Once the decision to close has officially been made, the following steps for C Corporations and LLCs are the same.
- The businesses must file Articles of Dissolution (also called Certificate of Termination or Certificate of Dissolution) with the state, usually through the Secretary of State’s office.
- The business may be required to settle the company’s debts and notify creditors and vendors about the company’s closure before filing the Articles of Dissolution.
- Some states require corporations to publish an official notice of the dissolution in a print publication or online for a specific time period.
- The companies should cancel any business licenses and permits, file final tax returns, submit final sales tax obligations, and divide up remaining property and assets among the owners.
Moving a Business to Another State
For Sole Proprietors and Partnerships, moving a business means closing it in one state and restarting it in another. However, for C Corporations and LLCs, the businesses can either dissolve the company in their former state and register in the new state or keep the original state as the corporation’s state of formation and file for a foreign qualification in the new state.

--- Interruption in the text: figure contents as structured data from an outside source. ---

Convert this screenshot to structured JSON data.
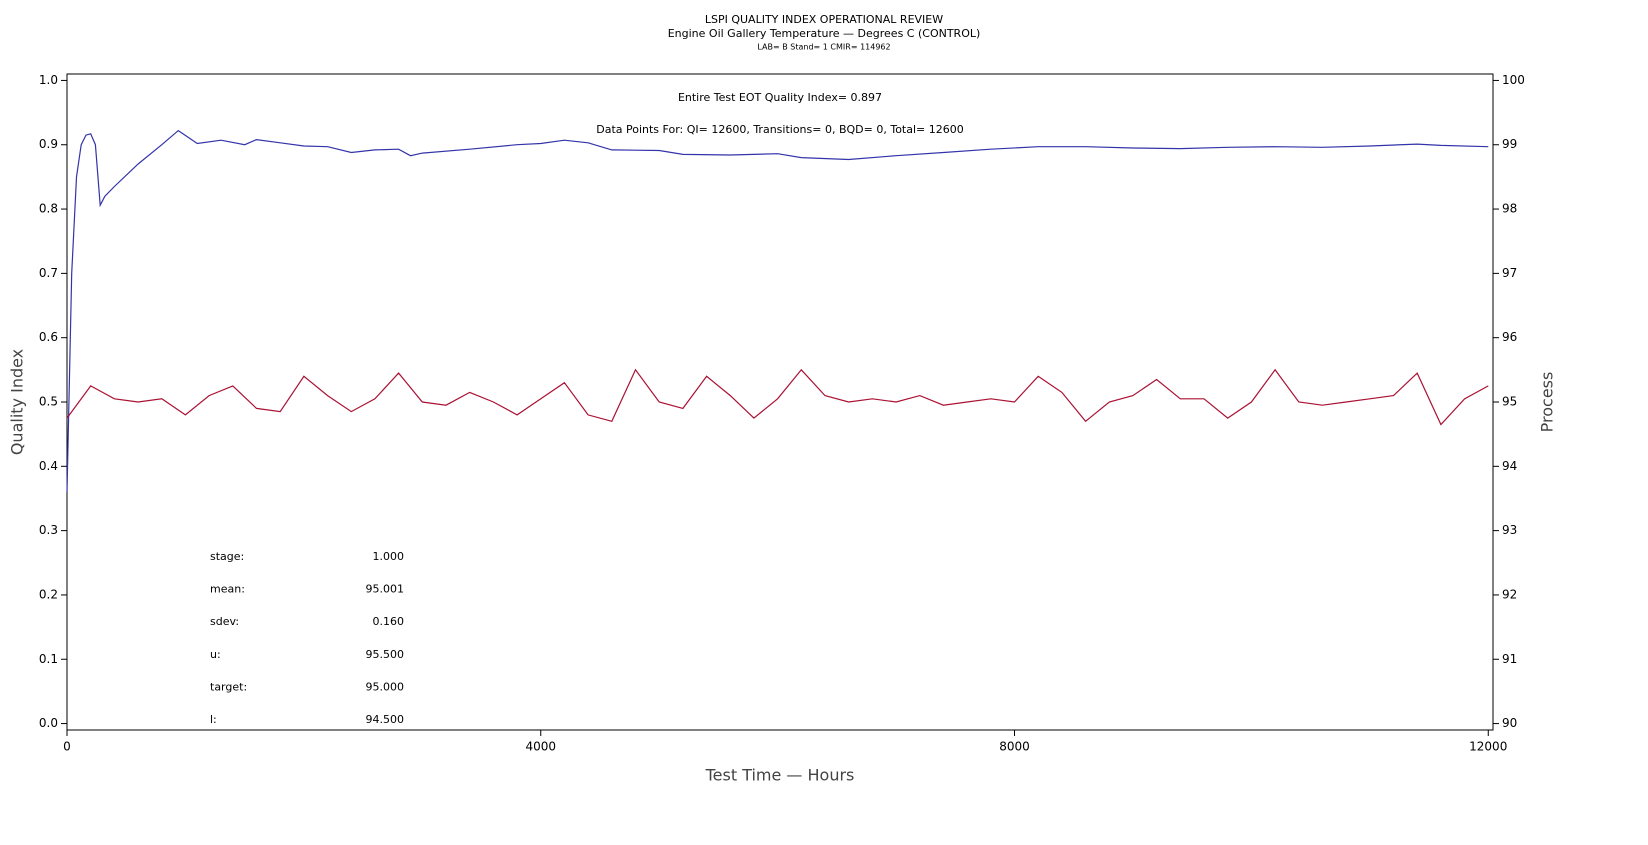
{
  "chart_data": {
    "type": "line",
    "title": "LSPI QUALITY INDEX OPERATIONAL REVIEW",
    "subtitle": "Engine Oil Gallery Temperature — Degrees C (CONTROL)",
    "subtitle2": "LAB= B Stand= 1 CMIR= 114962",
    "annotations": [
      "Entire Test EOT Quality Index=   0.897",
      "Data Points For: QI= 12600, Transitions=      0, BQD=      0, Total= 12600"
    ],
    "stats": [
      {
        "label": "stage:",
        "value": "1.000"
      },
      {
        "label": "mean:",
        "value": "95.001"
      },
      {
        "label": "sdev:",
        "value": "0.160"
      },
      {
        "label": "u:",
        "value": "95.500"
      },
      {
        "label": "target:",
        "value": "95.000"
      },
      {
        "label": "l:",
        "value": "94.500"
      }
    ],
    "x_label": "Test Time — Hours",
    "y_label": "Quality Index",
    "y2_label": "Process",
    "xlim": [
      0,
      12040
    ],
    "xticks": [
      0,
      4000,
      8000,
      12000
    ],
    "ylim": [
      -0.01,
      1.01
    ],
    "yticks": [
      {
        "value": 0,
        "label": "0.0"
      },
      {
        "value": 0.1,
        "label": "0.1"
      },
      {
        "value": 0.2,
        "label": "0.2"
      },
      {
        "value": 0.3,
        "label": "0.3"
      },
      {
        "value": 0.4,
        "label": "0.4"
      },
      {
        "value": 0.5,
        "label": "0.5"
      },
      {
        "value": 0.6,
        "label": "0.6"
      },
      {
        "value": 0.7,
        "label": "0.7"
      },
      {
        "value": 0.8,
        "label": "0.8"
      },
      {
        "value": 0.9,
        "label": "0.9"
      },
      {
        "value": 1,
        "label": "1.0"
      }
    ],
    "y2lim": [
      89.9,
      100.1
    ],
    "y2ticks": [
      90,
      91,
      92,
      93,
      94,
      95,
      96,
      97,
      98,
      99,
      100
    ],
    "series": [
      {
        "color": "#3333aa",
        "axis": "y",
        "x": [
          0,
          40,
          80,
          120,
          160,
          200,
          240,
          280,
          320,
          400,
          600,
          800,
          940,
          1100,
          1300,
          1500,
          1600,
          1800,
          2000,
          2200,
          2400,
          2600,
          2800,
          2900,
          3000,
          3400,
          3800,
          4000,
          4200,
          4400,
          4600,
          5000,
          5200,
          5600,
          6000,
          6200,
          6600,
          7000,
          7400,
          7800,
          8200,
          8600,
          9000,
          9400,
          9800,
          10200,
          10600,
          11000,
          11400,
          11600,
          12000
        ],
        "values": [
          0.36,
          0.7,
          0.85,
          0.9,
          0.915,
          0.917,
          0.9,
          0.806,
          0.82,
          0.835,
          0.87,
          0.9,
          0.922,
          0.902,
          0.907,
          0.9,
          0.908,
          0.903,
          0.898,
          0.897,
          0.888,
          0.892,
          0.893,
          0.883,
          0.887,
          0.893,
          0.9,
          0.902,
          0.907,
          0.903,
          0.892,
          0.891,
          0.885,
          0.884,
          0.886,
          0.88,
          0.877,
          0.883,
          0.888,
          0.893,
          0.897,
          0.897,
          0.895,
          0.894,
          0.896,
          0.897,
          0.896,
          0.898,
          0.901,
          0.899,
          0.897
        ]
      },
      {
        "color": "#aa1133",
        "axis": "y2",
        "x": [
          0,
          200,
          400,
          600,
          800,
          1000,
          1200,
          1400,
          1600,
          1800,
          2000,
          2200,
          2400,
          2600,
          2800,
          3000,
          3200,
          3400,
          3600,
          3800,
          4000,
          4200,
          4400,
          4600,
          4800,
          5000,
          5200,
          5400,
          5600,
          5800,
          6000,
          6200,
          6400,
          6600,
          6800,
          7000,
          7200,
          7400,
          7600,
          7800,
          8000,
          8200,
          8400,
          8600,
          8800,
          9000,
          9200,
          9400,
          9600,
          9800,
          10000,
          10200,
          10400,
          10600,
          10800,
          11000,
          11200,
          11400,
          11600,
          11800,
          12000
        ],
        "values": [
          94.75,
          95.25,
          95.05,
          95.0,
          95.05,
          94.8,
          95.1,
          95.25,
          94.9,
          94.85,
          95.4,
          95.1,
          94.85,
          95.05,
          95.45,
          95.0,
          94.95,
          95.15,
          95.0,
          94.8,
          95.05,
          95.3,
          94.8,
          94.7,
          95.5,
          95.0,
          94.9,
          95.4,
          95.1,
          94.75,
          95.05,
          95.5,
          95.1,
          95.0,
          95.05,
          95.0,
          95.1,
          94.95,
          95.0,
          95.05,
          95.0,
          95.4,
          95.15,
          94.7,
          95.0,
          95.1,
          95.35,
          95.05,
          95.05,
          94.75,
          95.0,
          95.5,
          95.0,
          94.95,
          95.0,
          95.05,
          95.1,
          95.45,
          94.65,
          95.05,
          95.25
        ]
      }
    ]
  }
}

Filing for foreign qualification is wise if the company plans to do business in both states. Each state has its own process for foreign qualification, although it can usually be done online by filing for a Certificate of Authority and paying a fee. Keeping the business registered in both states also requires the company to designate a registered agent. Registered agents must have a local address and the authority to accept legal documents and government notices.
If the business is physically moving locations to another state, it’s better to follow the business dissolution process in the former state and register as an entity in the new state.
Alternatively, some states offer conversion or redomestication to change the company’s state of formation. The conversion option alleviates the burden of completely starting over in the new state. After the conversion, the company no longer exists in the former state.
In states that offer conversion, companies must apply for Articles of Domestication or Articles of Continuance. The company typically provides a Certificate of Good Standing and a copy of the application for Articles of Dissolution from the former state. Once approved, the company files Articles of Dissolution in the former state, and the company has officially moved. Only 27 states allow conversion, so check with your attorney or third-party legal counsel to see if your company offers that option.